En su novela Doña Perfecta (1876), el personaje central que da nombre también a la novela representa la intolerancia y el fanatismo religioso en el pueblo de Orbajosa, causando la desdicha y desgracias de los personajes de su entorno y de aquellos como Pepe Rey, un joven con una mentalidad más abierta y moderna que busca el progreso social, y en Gloria, de 1877, Galdós explora nuevamente el fanatismo y la intolerancia religiosa del catolicismo y el judaísmo y sus consecuencias trágicas en los personajes principales.

El escritor Sebastián de Miñano y Bedayo escribió en 1820 Lamentos políticos de un pobrecito holgazán, una obra anticlerical que denuncia a través de once cartas que los clérigos coman a costa de los trabajadores y detengan el progreso de la agricultura por culpa de los diezmos.

En tales cartas el autor sostiene, asimismo, que el labrador es el pilar de una nación, mientras que el clérigo no es sino un haragán que vive como un parásito tratando de sojuzgar al pueblo a través de una “moral perniciosa”.

En la carta número V define al clérigo como “un lechuzo vestido de negro, con una sotana muy larga, su manteo terciado por debajo del brazo y un sombrerón que se anuncia diez varas delante de la persona”.

Emilia Pardo Bazán publicó su novela Una cristiana en 1890, y en ella teje una historia en la que los personajes se enfrentan a sus conflictos personales en el contexto de la alta burguesía madrileña dominada por la hipocresía de las normas morales y religiosas de la época, y en La fe (1892), de Armando Palacio Valdés, el escritor asturiano nos presenta a un sacerdote atormentado por la duda.

Y otro autor anticlerical español que merece la pena mencionarse es Wenceslao Ayguals de Izco. Este magnífico escritor publicó numerosas novelas por entregas. La más famosa y conocida en su momento fue María, la hija de un jornalero (1845).

Esta novela tiene como protagonista a María, la hija de un obrero sin trabajo que es acosada sentimentalmente por un religioso dominado por la lujuria llamado fray Patricio.

Resulta muy interesante el hecho de que este autor abogue en algunas de sus obras por la justicia social, la igualdad, la libertad de prensa y la separación entre la Iglesia y el Estado.

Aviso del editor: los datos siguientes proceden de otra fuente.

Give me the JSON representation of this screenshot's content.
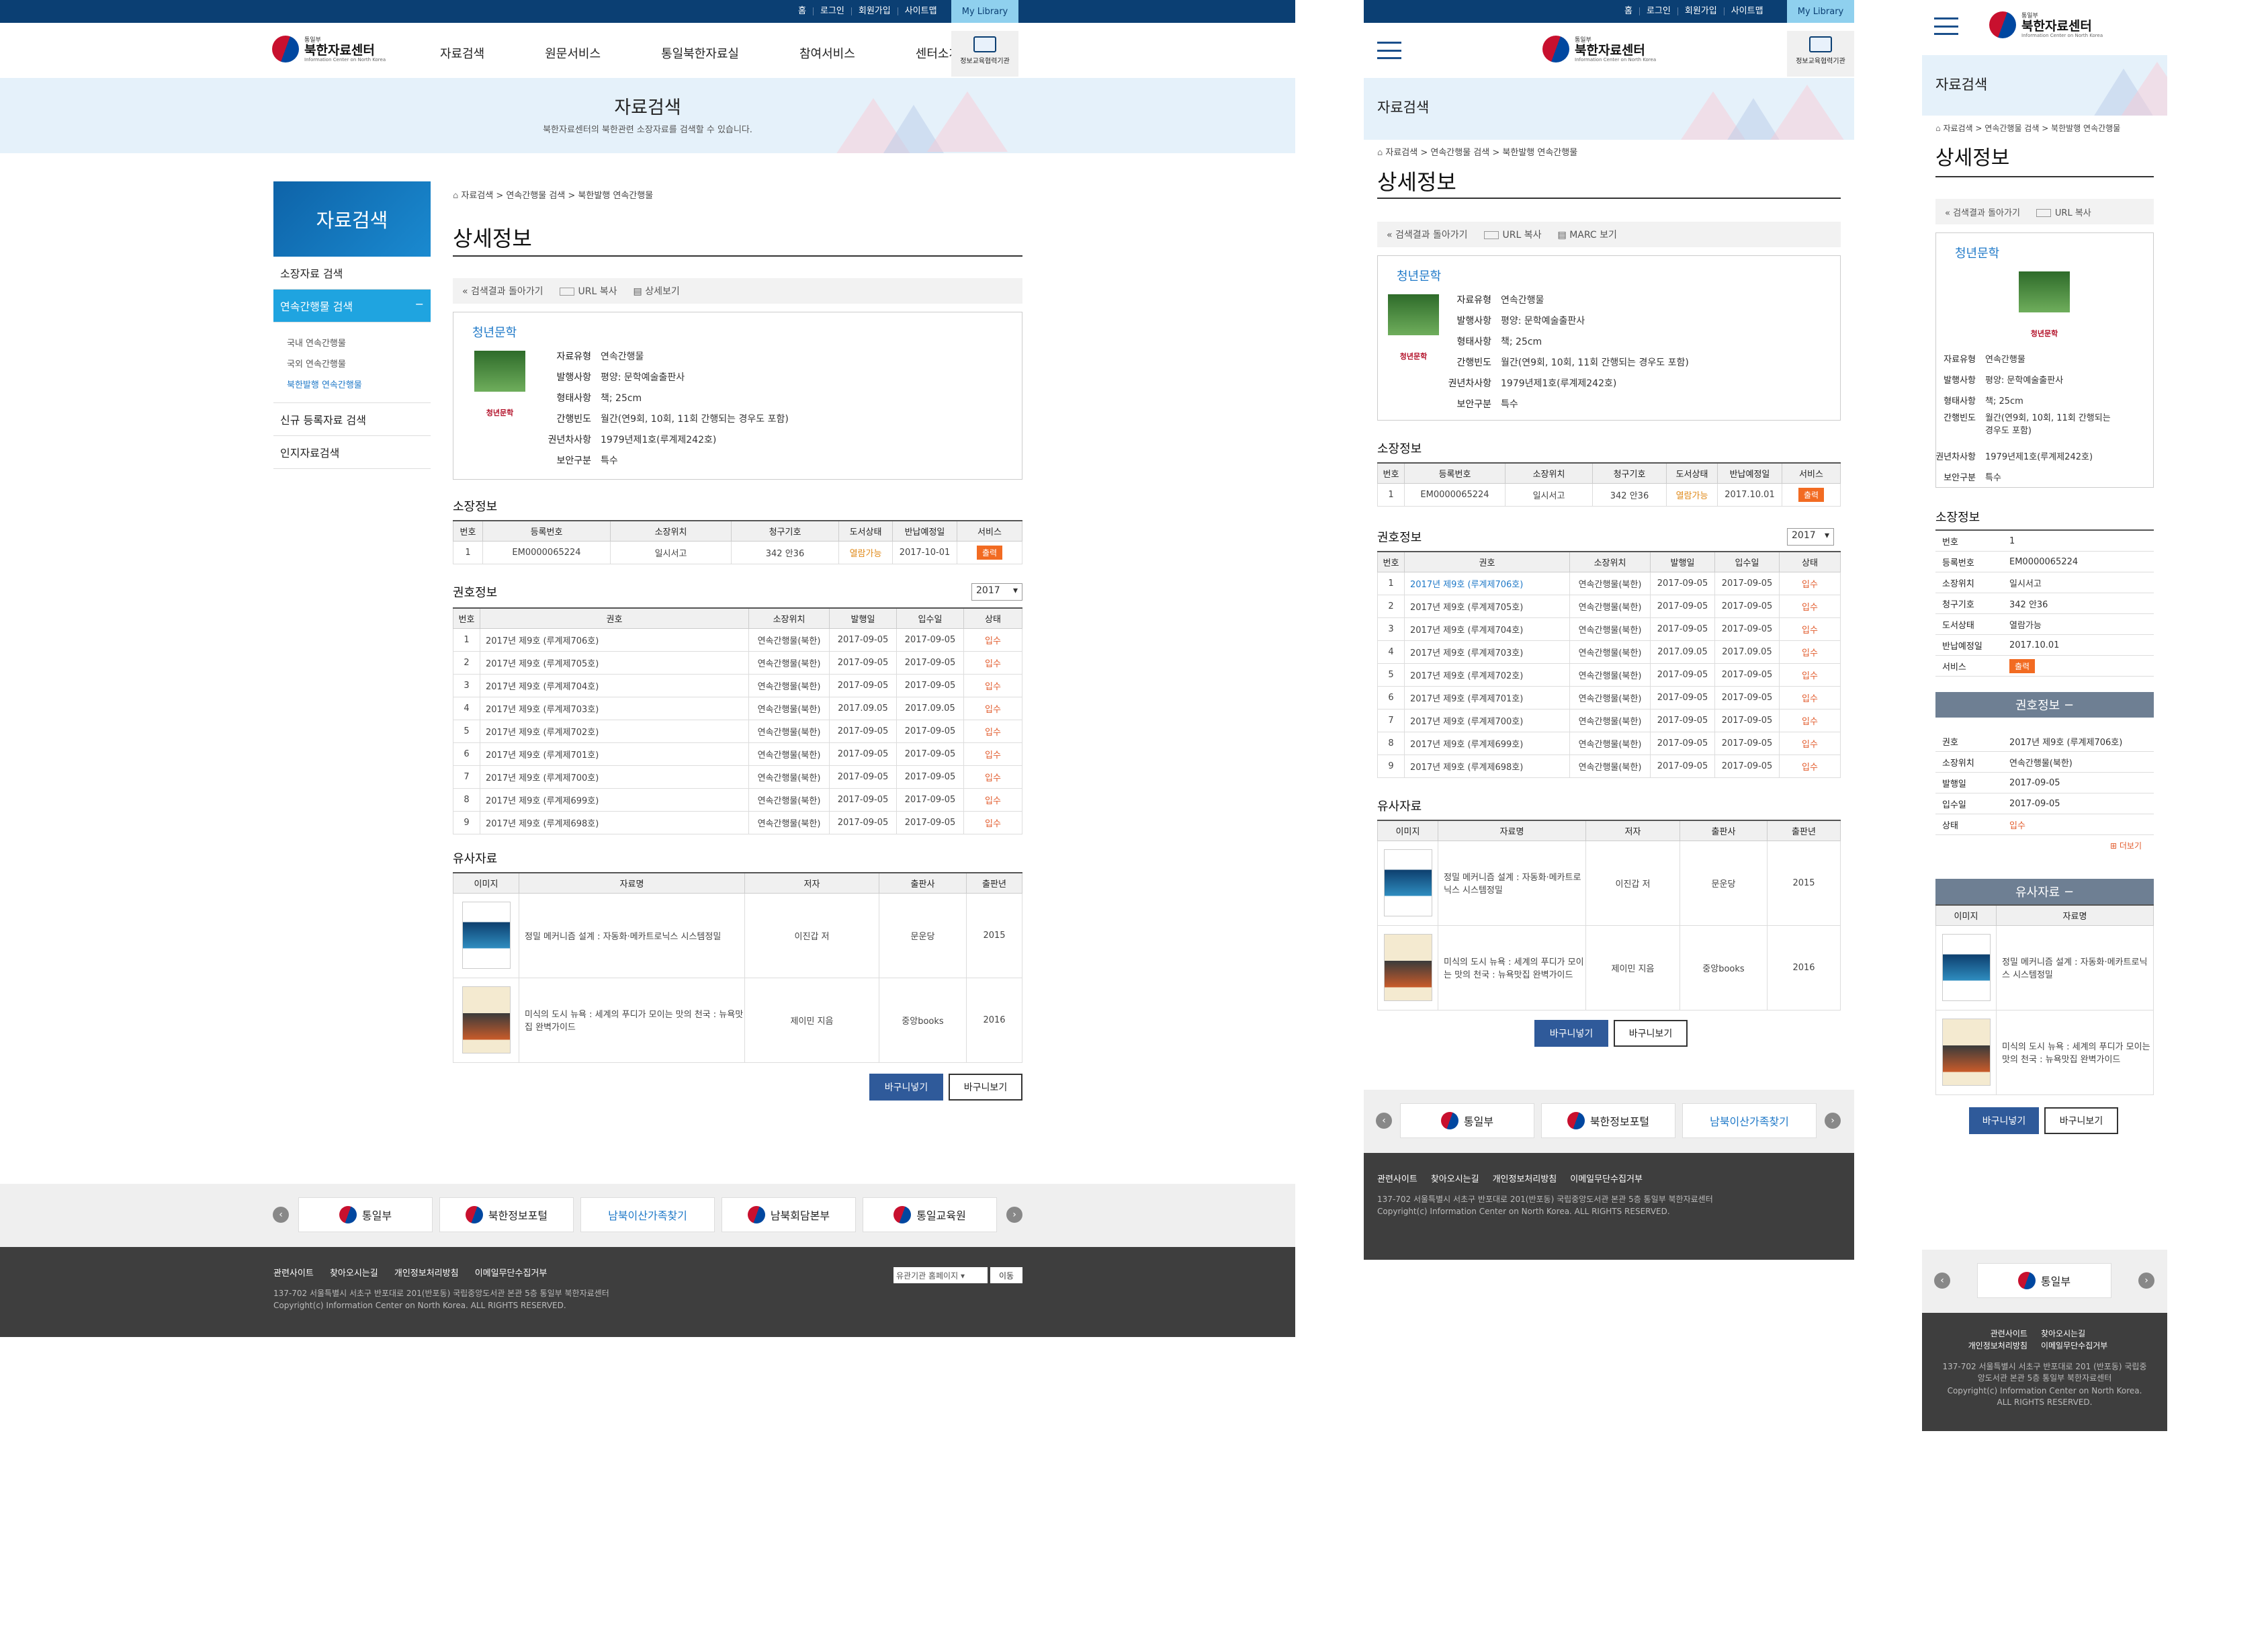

Vicente Blasco Ibáñez y el ataque a los jesuitas

Y terminamos con Vicente Blasco Ibáñez, autor que ya mencionamos más arriba. Aunque sus posturas anticlericales están presentes en casi toda su obra, la novela más anticlerical es La araña negra, escrita en 1892 y prohibida durante muchos años en España.

La obra tiene dos tomos y critica de una manera ácida el modo de actuar malicioso y sibilino de los jesuitas, cuyo único interés radica en apropiarse de la fortuna de una familia de linaje y alcurnia de comienzos del siglo XIX: los Baselga.

Todas estas novelas de alguna manera parecen haber sido influidas por dos obras anticlericales o de tinte anticlerical de finales del siglo XVIII.

Cornelia Bororquia y el horror de la Inquisición

Una es Cornelia Bororquia. Historia verdadera de la Judith española, también conocida como La víctima de la Inquisición, una novela anónima atribuida a un exfraile trinitario llamado Luis Gutiérrez.

La novela narra el trágico final de la hija del gobernador de Valencia, Cornelia Bororquia, condenada injustamente por la Inquisición a morir quemada en la hoguera por apuñalar al arzobispo de Sevilla en un amago para impedir que este abuse de ella.

La segunda se titula Historia del famoso predicador fray Gerundio de Campazas, alias Zotes, publicada en 1758. Su autor es el jesuita José Francisco de Isla de la Torre y Rojo.

Esta extensa obra critica en torno burlesco el estilo pedante, barroco y gongorino de los malos predicadores.

Su contenido avivó una fuerte actitud anticlerical entre las clases populares, lo que hizo que la Inquisición prohibiese su lectura en varias ocasiones.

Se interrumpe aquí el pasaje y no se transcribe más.